Carsharing is big in three regions, each with its own outlook.


  • Nearly all (99%) carsharing vehicles are operated in the station-based model. This is because regulations typically favour models that reduce the risk of damage and vandalism. 
  • Free-floating services are available in limited form in China, Australia and New Zealand.

North America

  • Mainly station-based (70%), with a substantial minority free-floating (30%). Some operators have tried to scale free-floating models, so far without success. 
  • Relatively high demand for peer-to-peer carsharing, in line with the region’s mobility patterns and infrastructure. 


  • Free-floating represents around 40% of the market, mainly in major cities. Station-based schemes are also available in smaller cities. The difference is due to the density requirement for free-floating carsharing. Curiously, in the UK, station-based schemes predominate over free-floating ones.
  • Large, OEM-funded operators (ShareNow, Free2Move, Zity) dominate in Western Europe, while smaller, independent ones play a major role in Eastern Europe.
  • In Germany, free-floating services offer 14,000 cars in up to 15 cities and have 2.1 million members, while station-based services are present in 830 cities and towns, with 12,000 vehicles and around 725,000 members.
  • Remarkably, Russia is one of the world’s largest and fastest-growing carsharing markets. The two main providers alone offer more than 37,000 vehicles in the country’s major cities. 

Industry trends

Carsharing is changing along four main trends: multimodality, pricing, electrification and SPVs.
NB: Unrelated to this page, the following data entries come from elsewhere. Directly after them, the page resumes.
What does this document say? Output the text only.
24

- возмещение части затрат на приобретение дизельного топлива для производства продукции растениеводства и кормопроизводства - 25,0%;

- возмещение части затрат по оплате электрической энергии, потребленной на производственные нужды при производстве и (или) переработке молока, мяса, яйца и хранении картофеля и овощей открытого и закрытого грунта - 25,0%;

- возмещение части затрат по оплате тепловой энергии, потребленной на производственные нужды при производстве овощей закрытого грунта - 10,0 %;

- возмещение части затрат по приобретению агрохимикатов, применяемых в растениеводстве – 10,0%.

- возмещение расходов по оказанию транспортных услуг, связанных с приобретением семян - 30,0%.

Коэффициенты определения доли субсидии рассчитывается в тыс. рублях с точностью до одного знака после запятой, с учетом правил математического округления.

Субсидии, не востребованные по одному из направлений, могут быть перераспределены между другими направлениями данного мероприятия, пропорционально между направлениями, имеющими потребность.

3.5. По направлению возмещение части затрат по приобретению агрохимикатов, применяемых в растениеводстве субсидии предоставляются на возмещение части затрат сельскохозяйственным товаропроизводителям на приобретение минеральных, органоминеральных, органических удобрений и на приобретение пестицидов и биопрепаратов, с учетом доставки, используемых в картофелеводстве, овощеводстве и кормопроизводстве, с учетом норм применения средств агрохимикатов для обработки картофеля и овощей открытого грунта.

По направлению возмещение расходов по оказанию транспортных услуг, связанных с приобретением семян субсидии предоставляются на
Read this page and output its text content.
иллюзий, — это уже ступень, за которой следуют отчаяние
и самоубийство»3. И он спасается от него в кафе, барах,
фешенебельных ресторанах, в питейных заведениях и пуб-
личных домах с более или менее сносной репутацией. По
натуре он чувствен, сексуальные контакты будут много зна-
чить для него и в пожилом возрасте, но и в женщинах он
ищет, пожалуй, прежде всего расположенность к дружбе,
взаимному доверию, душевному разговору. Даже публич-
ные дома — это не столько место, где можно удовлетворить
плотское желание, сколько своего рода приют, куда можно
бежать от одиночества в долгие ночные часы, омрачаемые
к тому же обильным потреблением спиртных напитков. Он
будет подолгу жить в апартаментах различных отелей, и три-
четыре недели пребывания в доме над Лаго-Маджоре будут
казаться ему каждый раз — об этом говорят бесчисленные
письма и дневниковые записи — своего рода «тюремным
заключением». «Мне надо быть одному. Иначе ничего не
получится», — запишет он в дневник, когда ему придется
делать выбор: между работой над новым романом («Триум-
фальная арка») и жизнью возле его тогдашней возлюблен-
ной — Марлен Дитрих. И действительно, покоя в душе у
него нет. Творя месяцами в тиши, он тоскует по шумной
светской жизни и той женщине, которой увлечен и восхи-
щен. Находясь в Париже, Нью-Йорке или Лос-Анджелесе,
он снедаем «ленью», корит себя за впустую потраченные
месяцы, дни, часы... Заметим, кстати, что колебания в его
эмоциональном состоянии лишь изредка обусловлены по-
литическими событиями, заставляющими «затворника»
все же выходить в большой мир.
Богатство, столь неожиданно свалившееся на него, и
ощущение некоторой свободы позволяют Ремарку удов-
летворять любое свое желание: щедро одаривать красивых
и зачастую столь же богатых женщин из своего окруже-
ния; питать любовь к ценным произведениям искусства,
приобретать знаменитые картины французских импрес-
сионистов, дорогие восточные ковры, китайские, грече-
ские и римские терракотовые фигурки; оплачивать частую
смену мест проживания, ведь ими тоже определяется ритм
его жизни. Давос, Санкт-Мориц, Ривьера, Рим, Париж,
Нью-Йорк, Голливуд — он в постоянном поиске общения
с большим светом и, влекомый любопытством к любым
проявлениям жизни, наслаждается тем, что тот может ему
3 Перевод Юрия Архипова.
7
Increasingly, carsharing providers are experimenting with multimodal offers.

  • Among the first were Poppy and Aimo, adding mopeds and scooters in cities like Brussels and Stockholm.
  • Spurred by the pandemic’s demand for mobility options with low infection risk, GoTo announced a multimodal setup in Spain.
  • GO Sharing is going the other direction, going from a moped-only fleet to including bicycles and cars.


Competition is increasing. User behaviours are changing. As a result, carsharing providers are altering their pricing structures, offering more flexibility. 

  • Fixed-time packages, the usual system, pressure users to return vehicles at a certain moment. Instead, so-called ‘cost parachutes’ put a cap on cost per day, week or month. 
  • Another option is a fixed monthly cost – a subscription, in other words. In return, users get hassle-free use, and in some cases, other benefits as well.  


The progress of electrification is remarkable, especially in free-floating carsharing. This is the result of three mutually reinforcing trends: customer demand, public policy and the providers’ CSR. 

  • About 40% of the providers of free-floating carsharing in Europe already have a 100% electric fleet (e.g. GreenMobility, WeShare, LeasysGO!, Free2Move). Many others have mixed fleets (Emov, Sixt share, ShareNow). 
  • In China too, most carsharing is electrified, in order to comply with local zero-emission policies. 
  • Popular EVs for carsharing are the Renault Zoe, BMW i3 and VW e-Golf. Likely additions will be the VW ID.3, Peugeot e-208 and Fiat 500e. 

Special purpose vehicles

Rather than continuing to use standard cars, the industry is starting to turn to special purpose vehicles (SPVs), specifically designed for carsharing – either by being more durable, having a smaller footprint, or both. 

  • Examples include Getaround’s light EVs in Rotterdam and Enuu’s small pod vehicles in Berlin. More are following soon. 
  • Free2Move is using the Citroen AMI both in Europe and North America. As of now, it is the only OEM-backed platform to use an SPV. In future, SPVs could both reduce vehicle-to-market cost and optimise the user experience in carsharing.